Дитер говорит, что просьба о прощении — это проявление слабости. Сам Хельштром никогда ни перед кем, ни за что, не извинялся. А так как, друг, был старшим по званию и к довольно молодому возрасту, успел уже сколотить неплохую военную карьеру, став майором, Фредерик старался к нему прислушиваться. И если бы Дитер сделал то, что сделал Цоллер — майор никогда бы даже мысли не допустил о извинении. Поэтому, сколько бы внутри кареглазого ни взывала совесть, он упорно продолжал быть к ней глух.

Снайпер не жалел о самой близости. Он жалел лишь о том, что был по отношению к Т/И слишком груб: когда таскал её за волосы и кинул на постель; когда угрожал пистолетом; когда обещал отдать её солдатам, стоящим у двери... Всё могло произойти намного немее эмоционально, не будь Цоллер в тот момент так зол. Но стоило вспомнить эпитеты Т/И о грязном фрице, о всём том, что она говорила Марселю, и внутри Фредерика, вновь и вновь, просыпалась злоба.

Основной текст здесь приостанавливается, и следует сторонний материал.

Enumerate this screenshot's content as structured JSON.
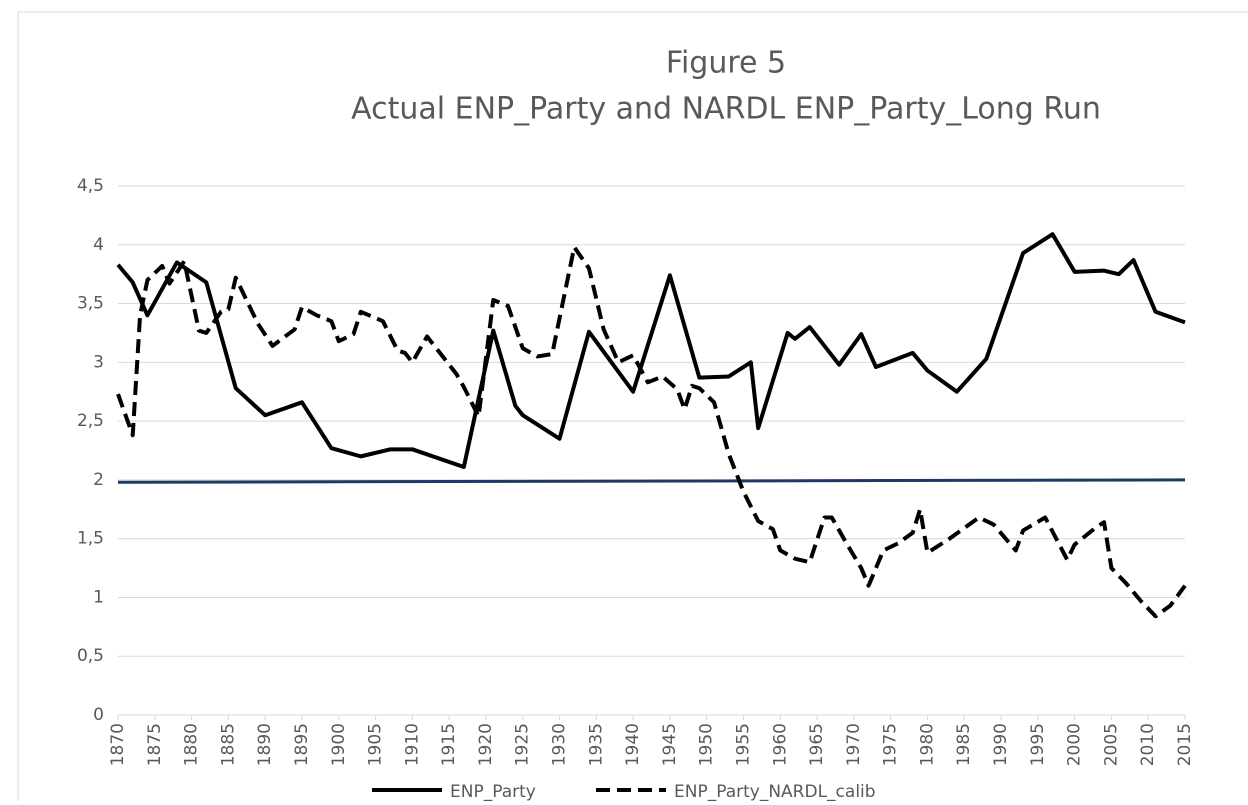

Наверное, подобные слова задевали особенно сильно именно потому, что сказаны были любимой девушкой. И он не имел представления, как бороться с этим чувством и тем более, он не имел представления, как теперь заставить Т/И поверить в то, что он не такой... Что он был сам не свой и, что подобного, больше никогда не повторится. Фредерик хотел защитить девушку от всех опасностей в этом мире, а в итоге, не смог защитить, даже от самого себя...

Впервые в жизни, он не может абстрагироваться от назойливой мысли (так, как делает это, держа в руках винтовку и наводя прицел), что поступил неправильно. Он прекрасно знает, что многие, воспринимают его, как бездушное животное, но ведь не приставляет пистолет ко лбу, каждому, кто так о нём думает? С другой стороны — Т/И первая, кто смогла дать отпор, смотря ему в глаза.

Это казалось немного абсурдным. Хрупкая, слабая девушка, смогла сделать то, что не могут здоровые, сильные мужики. Она открыто сказала Цоллеру о неприязни и это, в какой-то степени восхищало. Из всех, кого он успел повстречать в побеждённой Европе, никто не мог позволить себе, жёстко предъявить немцу в глаза о том, что он человеку не нравится. Репутация Германии бежала впереди самих военных, но кажется, Т/И это нисколько не смущало. Гнев, сменяемый муками совести, чувством собственного достоинства и восхищением, рождал во Фредерике огромную гамму эмоций. Он то порывался заявиться домой к Т/И, прося прощение; то гордо отгонял подобные мысли, вспоминая слова Дитера о слабостях. Но что делать, если он уже имел эту слабость? Как признаться, хотя бы самому себе, что именно Т/И стала его слабостью? Последние четыре года, проведший в полном бесстрашии, теперь Фредерик Цоллер, впервые испугался... Ужасы войны и постоянная опасность смерти, дышащая в спину, оказались не такими сильными, как боязнь потерять Т/И...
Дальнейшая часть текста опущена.